Learning to Rank Relevant Malware Strings Using Weak Supervision (pdf, slideshare, code, blog, video)

In static analysis, one of the most useful initial steps is to inspect a binary's printable characters via the Strings program. However, filtering out relevant strings by hand is time consuming and prone to human error. Relevant strings occur disproportionately less often than irrelevant ones, larger binaries produce upwards of thousands of strings that can quickly evoke analyst fatigue, and the definition of "relevant" can vary significantly across individual analysts. Mistakes can lead to missed clues that would have reduced overall time spent performing malware analysis, or even worse, incomplete or incorrect investigatory conclusions.

To address these concerns, we present StringSifter: an open source machine learning-based tool that automatically ranks strings. StringSifter is built to sit downstream from the Strings program; it takes a list of strings as input and returns those same strings ranked according to their relevance for malware analysis as output. StringSifter makes an analyst's life easier, allowing them to focus their attention on only the most relevant strings located towards the top of its predicted output.

StringSifter is trained on a sample of the 3.1 billion individual strings extracted from Strings program outputs of the 400k malicious PE files in the EMBER dataset. Strings are labeled with ordinal ranks obtained from Snorkel, a weak supervision procedure that trains a generative model over SME-derived signatures, i.e. labeling functions, to resolve their underlying conflicts. For each string, Snorkel produces a probabilistic label, which represents a lineage that takes into account the correlation structure of its source labeling functions. This data programming approach allows us to cheaply and rapidly annotate our large corpus of strings and incorporate the subject matter expertise of reverse engineers directly into our model.

Weakly supervised labels together with transformed string features are then fed into several competing discriminative models with learning-to-rank (LTR) loss functions.

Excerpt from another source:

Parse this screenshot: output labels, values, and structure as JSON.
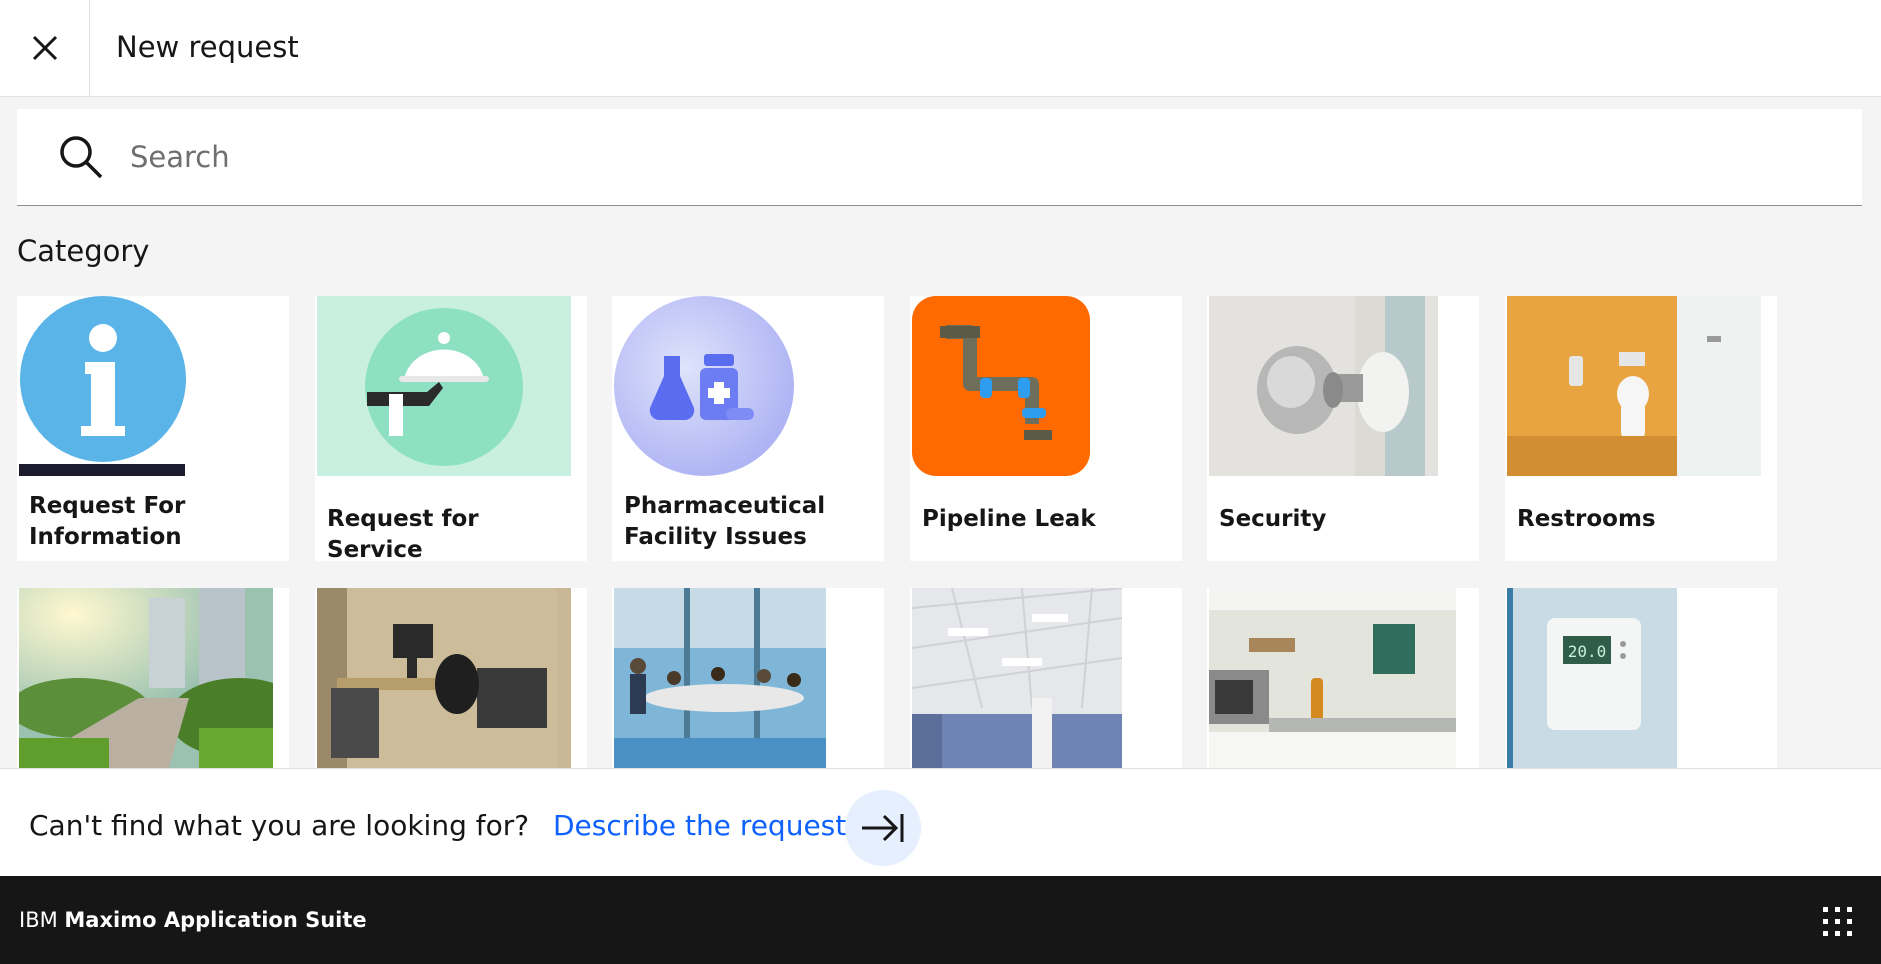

LTR has historically been applied to problems like web search and recommendation engines, and we evaluate our models in this same lens by using the mean normalized discounted cumulative gain (nDCG). In our presentation, we will discuss how StringSifter helps us achieve generalizable nDCG scores on holdout Strings datasets, and proceed to demonstrate the tool’s predictions live in action on sample binaries. More broadly, we argue for weak supervision as a promising path forward for other label-starved problems plaguing cybersecurity.